The Engine of Reason, The Seat of the Soul: A Phil...

Title: The Engine of Reason, The Seat of the Soul: A Philosophical Journey into the Brain

Description:

Pages: 344

A new picture of the mind is emerging, and explanations now exist for what has so long seemed

mysterious. This real understanding of how the biological brain works -- of how we work -- has

generated a mood of excitement that is shared in a half-dozen intersecting disciplines.

Philosopher Paul Churchland, who is widely known as a gifted teacher and expository writer,

explains these scientific developments in a simple, authoritative, and pictorial fashion. He

not only opens the door into the ongoing research of the neurobiological and connectionist

communities but goes further, probing the social and moral dimensions of recent experimental

results that assign consciousness to all but the very simplest forms of animals.

In a fast-paced, entertaining narrative, replete with examples and numerous explanatory

illustrations, Churchland brings together an exceptionally broad range of intellectual issues.

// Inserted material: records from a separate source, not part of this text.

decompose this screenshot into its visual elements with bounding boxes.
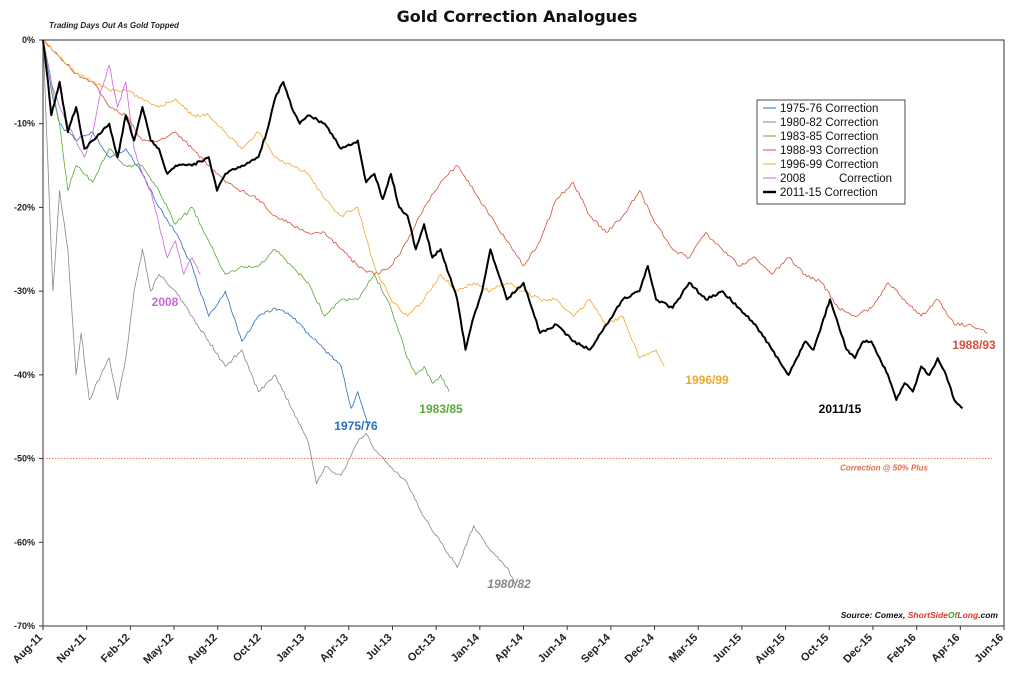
x-tick-label: Aug-15: [753, 632, 788, 667]
end-label-2008: 2008: [152, 295, 179, 309]
legend: 1975-76 Correction 1980-82 Correction 1983…: [756, 99, 906, 205]
end-label-1988-93: 1988/93: [952, 338, 996, 352]
x-tick-label: Feb-16: [885, 632, 919, 666]
series-line-1996-99: [42, 39, 665, 367]
x-axis: Aug-11 Nov-11 Feb-12 May-12 Aug-12 Oct-12 Jan-…: [11, 626, 1006, 666]
x-tick-label: Dec-15: [841, 632, 875, 666]
y-tick-label: -50%: [14, 454, 35, 464]
y-axis: 0% -10% -20% -30% -40% -50% -60% -70%: [14, 35, 43, 631]
source-note: Source: Comex, ShortSideOfLong.com: [841, 610, 999, 620]
end-label-1975-76: 1975/76: [334, 419, 378, 433]
y-tick-label: 0%: [22, 35, 35, 45]
x-tick-label: Nov-11: [55, 632, 89, 666]
series-line-2008: [42, 39, 201, 275]
x-tick-label: Jun-16: [973, 632, 1007, 666]
series-group: [42, 39, 988, 585]
source-brand-long: Long: [957, 610, 979, 620]
reference-line-group: Correction @ 50% Plus: [43, 458, 992, 473]
x-tick-label: Feb-12: [99, 632, 133, 666]
legend-label: 2008 Correction: [780, 173, 892, 185]
legend-box: [756, 99, 906, 205]
series-line-1983-85: [42, 39, 450, 392]
legend-label: 1996-99 Correction: [780, 159, 878, 171]
x-tick-label: Apr-14: [492, 631, 526, 665]
y-tick-label: -60%: [14, 537, 35, 547]
y-tick-label: -70%: [14, 621, 35, 631]
x-tick-label: Oct-13: [406, 632, 439, 665]
x-tick-label: Sep-14: [579, 631, 614, 666]
x-tick-label: Apr-16: [929, 632, 962, 665]
reference-line-label: Correction @ 50% Plus: [840, 464, 928, 473]
chart-title: Gold Correction Analogues: [397, 7, 638, 26]
x-tick-label: Jun-15: [710, 632, 744, 666]
x-tick-label: Dec-14: [623, 631, 658, 666]
source-brand-of: Of: [948, 610, 959, 620]
x-tick-label: Jul-13: [364, 632, 395, 663]
end-labels: 1980/82 1975/76 1983/85 1988/93 1996/99 2008 2…: [152, 295, 996, 591]
series-line-1980-82: [42, 39, 516, 585]
y-tick-label: -30%: [14, 286, 35, 296]
legend-label: 2011-15 Correction: [780, 187, 878, 199]
legend-label: 1975-76 Correction: [780, 103, 878, 115]
series-line-1988-93: [42, 39, 988, 334]
source-prefix: Source: Comex,: [841, 610, 908, 620]
series-line-2011-15: [42, 39, 964, 410]
x-tick-label: Aug-12: [185, 632, 220, 667]
end-label-1996-99: 1996/99: [685, 373, 729, 387]
end-label-1980-82: 1980/82: [487, 577, 531, 591]
source-suffix: .com: [978, 610, 998, 620]
x-tick-label: May-12: [141, 632, 176, 667]
x-tick-label: Apr-13: [318, 632, 351, 665]
y-tick-label: -40%: [14, 370, 35, 380]
y-tick-label: -20%: [14, 202, 35, 212]
x-tick-label: Jun-14: [536, 631, 570, 665]
legend-label: 1983-85 Correction: [780, 131, 878, 143]
x-tick-label: Oct-12: [231, 632, 264, 665]
chart-subtitle: Trading Days Out As Gold Topped: [49, 21, 180, 30]
source-brand-shortside: ShortSide: [908, 610, 948, 620]
x-tick-label: Oct-15: [799, 632, 832, 665]
legend-label: 1980-82 Correction: [780, 117, 878, 129]
end-label-1983-85: 1983/85: [419, 402, 463, 416]
x-tick-label: Mar-15: [667, 632, 701, 666]
y-tick-label: -10%: [14, 119, 35, 129]
x-tick-label: Jan-14: [449, 631, 483, 665]
legend-label: 1988-93 Correction: [780, 145, 878, 157]
x-tick-label: Jan-13: [274, 632, 307, 665]
x-tick-label: Aug-11: [11, 632, 45, 666]
end-label-2011-15: 2011/15: [819, 402, 862, 416]
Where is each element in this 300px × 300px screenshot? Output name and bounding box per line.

He summarizes new results from neuroscience and recent work with artificial neural networks

that together suggest a unified set of answers to questions about how the brain actually works;

how it sustains a thinking, feeling, dreaming self; and how it sustains a self-conscious

person.

Churchland first explains the science -- the powerful role of vector coding in sensory

representation and pattern recognition, artificial neural networks that imitate parts of the

brain, recurrent networks, neural representation of the social world, and diagnostic

technologies and therapies for the brain in trouble. He then explores the far-reaching

consequences of the current neurocomputational understanding of mind for our philosophical

convictions, and for our social, moral, legal, medical, and personal lives.

Churchland's wry wit and skillful teaching style are evident throughout. He introduces the

remarkable representational power of a single human brain, for instance, via a captivating

brain/World-Trade-Tower TV screen analogy. "Who can be watching this pixilated show?"

Churchland queries; the answer is a provocative "no one." And he has included a folded

stereoscopic viewer, attached to the inside back cover of the book, that readers can use to

participate directly in several revealing experiments concerning stereo vision.